But the pain I feel today is mostly physical. My back is angry with me. It had nothing to do with the wedding, but still had something to do with food and overconsumption. In this case it was the overconsumption of library books. There was a book about dumplings, the Chez Panisse Vegetables book, and one giant book on sauces. Anyhow, I was carrying them and placing them awkwardly in a sack, and Blamo!

I’ve got a week to heal before my mega plane trip. And it’s hard to sit, lay down, or stand up. That makes it hard to write. So today, I’m going to do something rather unusual. Instead of hoping you read my thoughts on food, I’m hoping to turn you on to another writer.

After all, she’s doing what I’ve wanted to do for years, but have never found the time.

First, let me point you to a minor yet important adjustment to my blog. Please divert your attention to the sidebar on the right. There I keep my blogroll, and granted, it’s rather long. And truth be told, I haven’t weeded it in a long time. So it’s possible you may not have seen the section of farm blogs and websites I added a few months ago.

Anyhow, I’ve elevated it on the page. And at the very top is a link to Tessa Edick’s columns for the Register-Star. The feature is called Meet Your Farmer.

I’ve mentioned meeting Tessa recently. She spoke at the Albany Institute’s Hudson Hop Festival, and I was amazed that I hadn’t heard of the work she has been doing to promote local farms.

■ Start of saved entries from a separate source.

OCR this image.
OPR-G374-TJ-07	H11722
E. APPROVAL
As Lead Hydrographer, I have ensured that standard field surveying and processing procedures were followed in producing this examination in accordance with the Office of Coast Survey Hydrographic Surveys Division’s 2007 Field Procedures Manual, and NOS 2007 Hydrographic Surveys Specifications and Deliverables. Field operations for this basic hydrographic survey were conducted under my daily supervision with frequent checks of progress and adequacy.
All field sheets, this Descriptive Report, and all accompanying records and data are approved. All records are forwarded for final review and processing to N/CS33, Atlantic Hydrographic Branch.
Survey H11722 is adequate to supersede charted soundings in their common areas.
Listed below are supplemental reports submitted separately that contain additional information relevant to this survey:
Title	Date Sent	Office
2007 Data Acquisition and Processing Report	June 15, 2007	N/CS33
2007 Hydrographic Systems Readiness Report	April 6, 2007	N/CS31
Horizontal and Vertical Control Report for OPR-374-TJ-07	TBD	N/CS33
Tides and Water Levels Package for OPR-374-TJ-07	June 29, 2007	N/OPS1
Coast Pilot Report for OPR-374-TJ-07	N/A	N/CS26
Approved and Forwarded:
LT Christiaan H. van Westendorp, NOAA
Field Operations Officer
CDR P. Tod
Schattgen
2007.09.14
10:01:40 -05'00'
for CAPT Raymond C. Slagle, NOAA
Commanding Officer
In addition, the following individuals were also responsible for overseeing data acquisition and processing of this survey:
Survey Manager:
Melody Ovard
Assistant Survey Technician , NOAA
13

Years ago, I had dreamed of spending the summer trying to visit some of the farms that surround the region and get their stories. Well, Tessa has been doing this. And she would like for the farmers names to be as famous as the celebrity chefs who promote farm-to-table eating or the movie stars who advocate for more sustainable diets.

Read her stuff. Do it. Here’s where you go to find it. And then pass it along.

Because the more I think about it, the reason I had not heard of Tessa and her work makes a lot of sense. There aren’t a lot of people talking about these things in the Capital Region. Our local farms are more loved by those in and around New York City than by our own community.

I’ll be talking more about that last part later. Or at least it’s on my long list of things to do. Right now, I’ve got to do some stretches. So read Tessa. Find an article you love about a farm or farmer that sounds amazing. And then share it.